Cette année, l'histoire est à l'honneur au Salon du livre avec deux tables rondes sur ce thème. Le XXe siècle sera revu sous la loupe du romancier par Michel Folco, Annie Cloutier et Perrine Leblanc, alors que la fiabilité des historiens à l'heure de l'internet fera l'objet d'une discussion organisée par le Regroupement des éditeurs canadiens-français.

«La fiction peut combler les trous de l'histoire», affirme l'essayiste et romancier Laurent Laplante, qui animera la table ronde sur le XXe siècle. «Pourvu que les faits qui se sont réellement passés soient respectés, les romanciers peuvent imaginer ce qu'ils veulent pour remplir ce que l'on ignore.»

Michel Folco répond ainsi à une question souvent posée, selon M. Laplante: la Seconde Guerre mondiale ou, à tout le moins, l'holocauste auraient-ils été évités si Adolf Hitler avait été admis à l'école des beaux-arts? Annie Cloutier, elle, mélange la chute du mur de Berlin et celle des tours jumelles le 11 septembre 2001. Alors que la Montréalaise Perrine Leblanc imagine la vie d'un homme, depuis sa naissance dans les camps de travail soviétiques jusqu'à la fin de l'URSS.
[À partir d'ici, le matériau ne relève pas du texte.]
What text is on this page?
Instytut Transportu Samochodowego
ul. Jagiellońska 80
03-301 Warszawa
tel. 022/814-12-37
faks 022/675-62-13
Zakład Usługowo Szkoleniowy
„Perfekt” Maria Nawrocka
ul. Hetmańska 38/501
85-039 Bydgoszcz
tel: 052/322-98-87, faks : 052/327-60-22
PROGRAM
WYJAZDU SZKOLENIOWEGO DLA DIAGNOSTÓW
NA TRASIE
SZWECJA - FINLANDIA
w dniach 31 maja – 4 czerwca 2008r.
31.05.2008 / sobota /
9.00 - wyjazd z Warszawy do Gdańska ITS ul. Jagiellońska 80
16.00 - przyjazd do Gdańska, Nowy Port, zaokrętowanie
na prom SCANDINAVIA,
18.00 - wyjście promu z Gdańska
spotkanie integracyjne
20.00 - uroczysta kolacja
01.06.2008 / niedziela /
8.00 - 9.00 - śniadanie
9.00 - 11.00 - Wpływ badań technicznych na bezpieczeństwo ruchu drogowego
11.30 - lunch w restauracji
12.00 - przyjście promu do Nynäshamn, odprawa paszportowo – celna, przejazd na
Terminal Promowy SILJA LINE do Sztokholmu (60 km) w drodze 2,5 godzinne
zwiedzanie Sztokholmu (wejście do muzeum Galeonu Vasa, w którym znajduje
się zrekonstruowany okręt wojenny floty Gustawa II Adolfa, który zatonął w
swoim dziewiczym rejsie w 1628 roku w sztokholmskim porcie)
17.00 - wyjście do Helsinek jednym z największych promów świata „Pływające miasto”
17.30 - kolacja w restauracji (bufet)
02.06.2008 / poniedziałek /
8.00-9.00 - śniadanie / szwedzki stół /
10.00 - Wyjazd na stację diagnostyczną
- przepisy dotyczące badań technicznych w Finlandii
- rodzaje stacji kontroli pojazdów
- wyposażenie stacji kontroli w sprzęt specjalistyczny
Mélanger fiction et histoire n'est toutefois pas sans risques. «Le problème avec une réflexion comme celle de Folco, c'est qu'on peut en arriver à comprendre Hitler et à lui pardonner. Ça peut devenir vicieux», avance Laurent Laplante.

Voilà quelques années, John le Carré a senti la soupe chaude peu avant la publication de son livre The Constant Gardener, lequel décrivait les manigances meurtrières d'une société pharmaceutique ayant fait des essais cliniques non éthiques en Afrique et des diplomates britanniques la protégeant. Son livre faisait écho à un cas célèbre, survenu au Nigeria, qui n'impliquait cependant ni meurtre ni complicité diplomatique. Il s'agissait de manquements à l'éthique beaucoup moins graves que ceux que raconte The Constant Gardener. À la fin du livre, le Carré a consacré plusieurs pages à un message personnel dans lequel il insiste sur le fait que son livre est pure fiction.

«Je trouve que ces pages sont malheureuses, dit M. Laplante. Ce qui donnait au livre sa force, c'était que la thèse était plausible. Prenez Jean-Jacques Pelletier. Quand il parle d'un cartel du diamant organisé par l'État d'Israël, on se demande si un journaliste d'enquête arriverait à la même conclusion. C'est plausible.»

Y a-t-il une limite que la fiction ne doit pas franchir dans sa manipulation de l'histoire? «Pourvu que les faits soient respectés, tout est possible selon moi, dit M. Laplante. D'ailleurs, je trouve malheureux que des politiciens se soient arrogé le droit de dire ce qui est vrai ou non dans l'histoire. En France, il est interdit de nier l'holocauste ou le génocide arménien. Je ne suis pas négationniste, mais l'histoire devrait être réservée aux historiens.»

Si le Protocole des sages de Sion (faux document juif diffusé par les autorités russes au XIXe siècle) avait été publié sous forme de roman, serait-il acceptable? «Ce qui est inacceptable, c'est que c'est un livre publié à des fins politiques et présenté comme un document authentique. S'il s'était agi d'une oeuvre littéraire, les risques que pose le Protocole des sages de Sion auraient été moins considérables. On peut comparer cela au cas de Lolita de Nabokov: aurait-il fallu l'interdire parce qu'il décrivait un cas de pédophilie?»